Graphdiyne (g-CnH2n-2) based Co3S4 anchoring and edge-covalently modification coupled with carbon-defects g-C3N4 for photocatalytic hydrogen production

Abstract

Graphdiyne (GDY), as a novel two-dimension carbon allotrope material composed of sp- and sp2-hybrid carbon network, has been widely explored since it was synthesized for the first time by Li’s group in 2010. In this research, we developed a synthesis scheme of Co3S4-anchored graphdiyne/carbon defects g-C3N4 (DCN) nano-hybrids for efficient photocatalytic hydrogen evolution.

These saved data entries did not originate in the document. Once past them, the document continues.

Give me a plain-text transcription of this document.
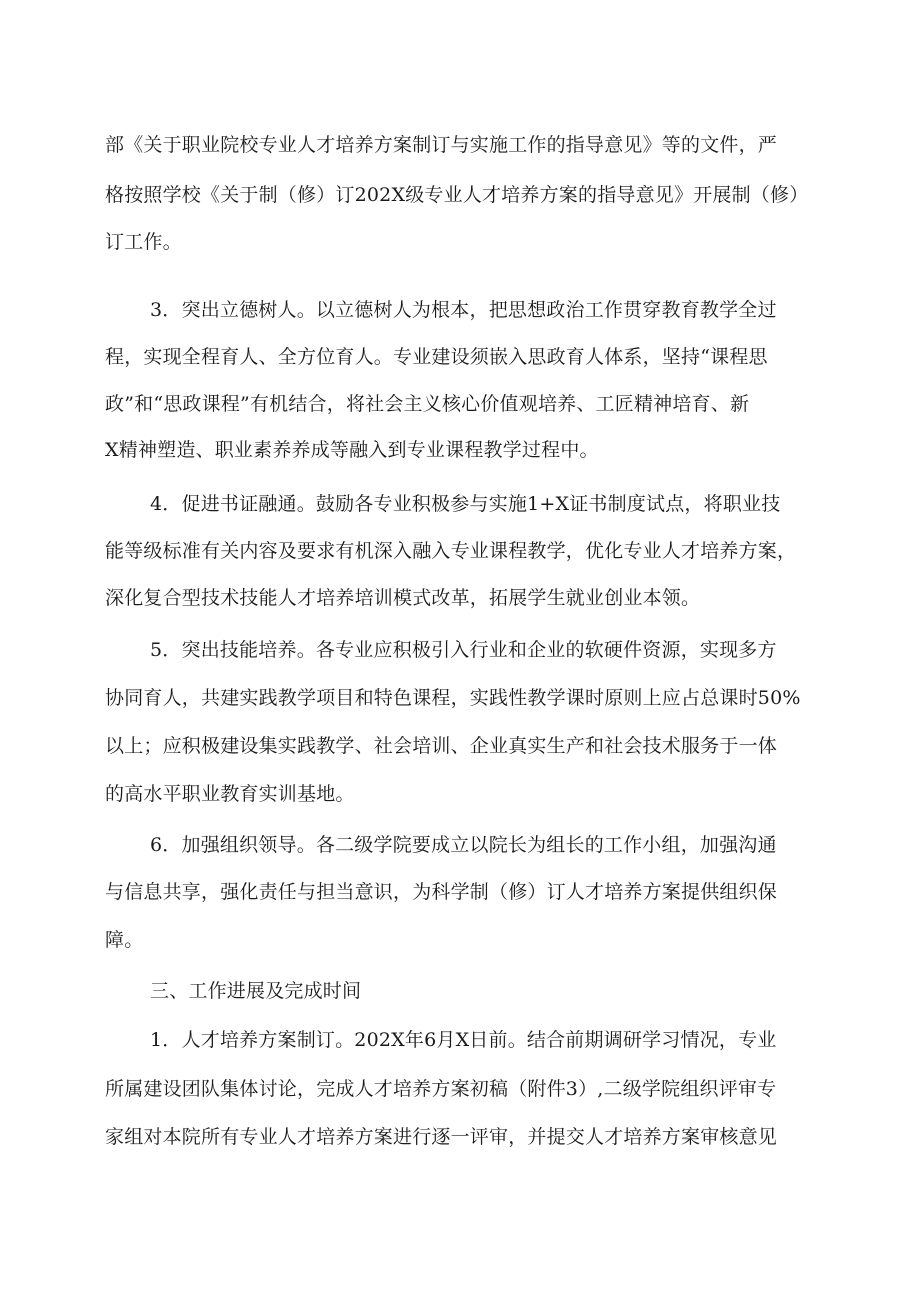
部《关于职业院校专业人才培养方案制订与实施工作的指导意见》等的文件，严
格按照学校《关于制（修）订202X级专业人才培养方案的指导意见》开展制（修）
订工作。
3．突出立德树人。以立德树人为根本，把思想政治工作贯穿教育教学全过
程，实现全程育人、全方位育人。专业建设须嵌入思政育人体系，坚持“课程思
政”和“思政课程”有机结合，将社会主义核心价值观培养、工匠精神培育、新
X精神塑造、职业素养养成等融入到专业课程教学过程中。
4．促进书证融通。鼓励各专业积极参与实施1+X证书制度试点，将职业技
能等级标准有关内容及要求有机深入融入专业课程教学，优化专业人才培养方案，
深化复合型技术技能人才培养培训模式改革，拓展学生就业创业本领。
5．突出技能培养。各专业应积极引入行业和企业的软硬件资源，实现多方
协同育人，共建实践教学项目和特色课程，实践性教学课时原则上应占总课时50%
以上；应积极建设集实践教学、社会培训、企业真实生产和社会技术服务于一体
的高水平职业教育实训基地。
6．加强组织领导。各二级学院要成立以院长为组长的工作小组，加强沟通
与信息共享，强化责任与担当意识，为科学制（修）订人才培养方案提供组织保
障。
三、工作进展及完成时间
1．人才培养方案制订。202X年6月X日前。结合前期调研学习情况，专业
所属建设团队集体讨论，完成人才培养方案初稿（附件3）,二级学院组织评审专
家组对本院所有专业人才培养方案进行逐一评审，并提交人才培养方案审核意见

This system has a fantastic 0D-2D/2D structure and the porous interconnected framework favors multivariate collaborative catalysis, greatly promoting the mass transfer performance between them, and enhancing the light absorption and the density of active sites. Most of all, as a charge transfer station, the edge-covalently modified GDY provides shortcuts for the dual-induction of electrons and holes. Charge kinetic analysis indicated that the electron transfer rate of the system reached 9.27 × 109 s−1, and the ultra-fast interfacial transfer considerably promoted the charge separation. In addition, photoelectrochemical technology verified that the multiplex nanoreactor has lower carrier recombination rate and smaller hydrogen evolution overpotential. Under 5 W LED light (λ > 420 nm), the dye-sensitized optimized hydrogen generation rate is 2075.67 μmol g−1 h−1, which is 77.2 times that of bare DCN. This work is expected to develop a new design concept for the construction of multiple and efficient synergistic nanocomposites, opening up new opportunities and possibilities for photocatalysis applications.